Over the last two newsletters, we have looked at plank and squat progressions and challenged you to do them optimally and earn the right to move on to the next level of progressions.  This time we will look at the split squat which progresses to step-ups. 

The split squat progression is a great way to train, the legs, glutes, as well as, balance, walking, running, and more when performed optimally.

Be sure to set up and check your setup before each set:

  1. Think length through the back of your head, and set your foot tripod with your weight balanced between the base of your big toe, the base of the small toe, and the heel.
  2. Go into a small squat and slide one foot back slightly with the back heel off the ground.
  3. Most of your weight should be on the front foot in the tripod.
  4. Inhale to come up - maintaining the weight on the forward foot.
  5. Exhale to go down - maintaining the weight on the forward foot.
  6. Stay on the same leg for 8 repetitions.
  7. Switch to the other leg repeating the step above.

When you have successfully done these, meaning you have not lost any range or quality of motion, then you can move on to the next set it adding a reach and finally doing the motion onto a step.

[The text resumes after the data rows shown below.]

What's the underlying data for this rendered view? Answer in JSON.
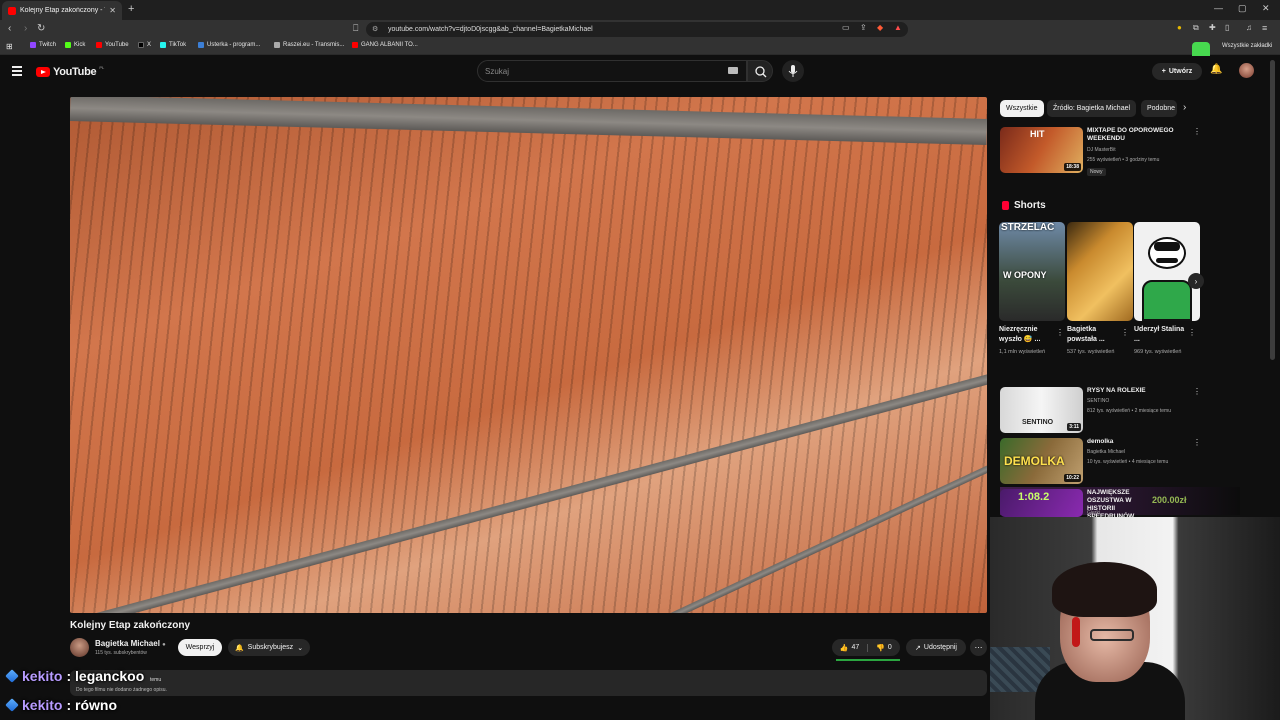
{
  "browser": {
    "tab_title": "Kolejny Etap zakończony - YouTube",
    "url": "youtube.com/watch?v=djtoD0jscgg&ab_channel=BagietkaMichael",
    "bookmarks": [
      "Twitch",
      "Kick",
      "YouTube",
      "X",
      "TikTok",
      "Usterka - program...",
      "Raszei.eu - Transmis...",
      "GANG ALBANII TO..."
    ],
    "bookmarks_right": "Wszystkie zakładki"
  },
  "header": {
    "logo": "YouTube",
    "region": "PL",
    "search_placeholder": "Szukaj",
    "create_label": "Utwórz"
  },
  "video": {
    "title": "Kolejny Etap zakończony",
    "channel": "Bagietka Michael",
    "subscribers": "115 tys. subskrybentów",
    "support_label": "Wesprzyj",
    "subscribed_label": "Subskrybujesz",
    "likes": "47",
    "dislikes": "0",
    "share_label": "Udostępnij",
    "desc_time": "temu",
    "desc_text": "Do tego filmu nie dodano żadnego opisu."
  },
  "sidebar": {
    "chips": [
      "Wszystkie",
      "Źródło: Bagietka Michael",
      "Podobne"
    ],
    "top_video": {
      "title": "MIXTAPE DO OPOROWEGO WEEKENDU",
      "channel": "DJ MasterBit",
      "meta": "255 wyświetleń • 3 godziny temu",
      "badge": "Nowy",
      "duration": "18:38",
      "thumb_text": "HIT"
    },
    "shorts_label": "Shorts",
    "shorts": [
      {
        "title": "Niezręcznie wyszło 😅 ...",
        "meta": "1,1 mln wyświetleń",
        "thumb_text_top": "STRZELAĆ",
        "thumb_text_mid": "W OPONY"
      },
      {
        "title": "Bagietka powstała ...",
        "meta": "537 tys. wyświetleń"
      },
      {
        "title": "Uderzył Stalina ...",
        "meta": "969 tys. wyświetleń"
      }
    ],
    "videos": [
      {
        "title": "RYSY NA ROLEXIE",
        "channel": "SENTINO",
        "meta": "812 tys. wyświetleń • 2 miesiące temu",
        "duration": "3:11",
        "thumb_text": "SENTINO"
      },
      {
        "title": "demolka",
        "channel": "Bagietka Michael",
        "meta": "10 tys. wyświetleń • 4 miesiące temu",
        "duration": "10:22",
        "thumb_text": "DEMOLKA"
      },
      {
        "title": "NAJWIĘKSZE OSZUSTWA W HISTORII SPEEDRUNÓW",
        "channel": "Gierki",
        "duration": "",
        "thumb_text": "1:08.2"
      }
    ],
    "promo_text": "200.00zł"
  },
  "chat": [
    {
      "user": "kekito",
      "msg": "leganckoo"
    },
    {
      "user": "kekito",
      "msg": "równo"
    }
  ],
  "colors": {
    "bg": "#0f0f0f",
    "accent_red": "#ff0000",
    "chip_bg": "#272727",
    "chat_user": "#b79bff",
    "like_bar": "#2ba640"
  }
}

Remember to always use your ABCs:

A stands for alignment of the joints.  As outlined in the photos above, maintain your rib cage in alignment with your hips and pelvis even when you move by bending through the hip joints.  When you can do this, it maintains optimal spine alignment, allowing your core muscles to naturally turn on to maintain this posture without having to 'pull' them in.  Also, maintain your foot alignment throughout the split squat. 

Do this by:

  • maintaining your weight mostly on the forward foot
  • equal between the base of your big toe, the base of your small toe, and the heel
  • keeping the pelvis level and forward

B is for three-dimensional breathing. Breathing in a three-dimensional manner allows you to use your deepest core muscle, the diaphragm, maximally.  It also helps support your spine and hip joints during the squat.  Try exhaling as you go down and inhaling up with each repetition.

C is for control. Control is when we use the correct effort for the task while maintaining A and B.  In the case of the split squat to step up, as pictured here, you should not need to lift your chest, pull your abdominals in or squeeze your glutes.

What you should not feel when performing these patterns:

  • knee discomfort
  • back discomfort
  • feel just your quads working or engaging

If you feel any of the above, stop the exercise and try:

  • checking your alignment (refer to pictures and instructions above)
  • do not go as deep into the squat or motion
  • check that your weight is mostly in the forward leg
  • check that your hips and pelvis are forward and level

If none of the above changes what you are feeling, discontinue the exercise.  You may need cueing or setup that is individual to your needs.

If you have questions, about this exercise or any exercises we cover, reach out.  We can help.

How you perform your exercises, has a large influence on your posture and how you move through your daily life.  That is why we stress the importance of exercising in a way that supports your body's overall health.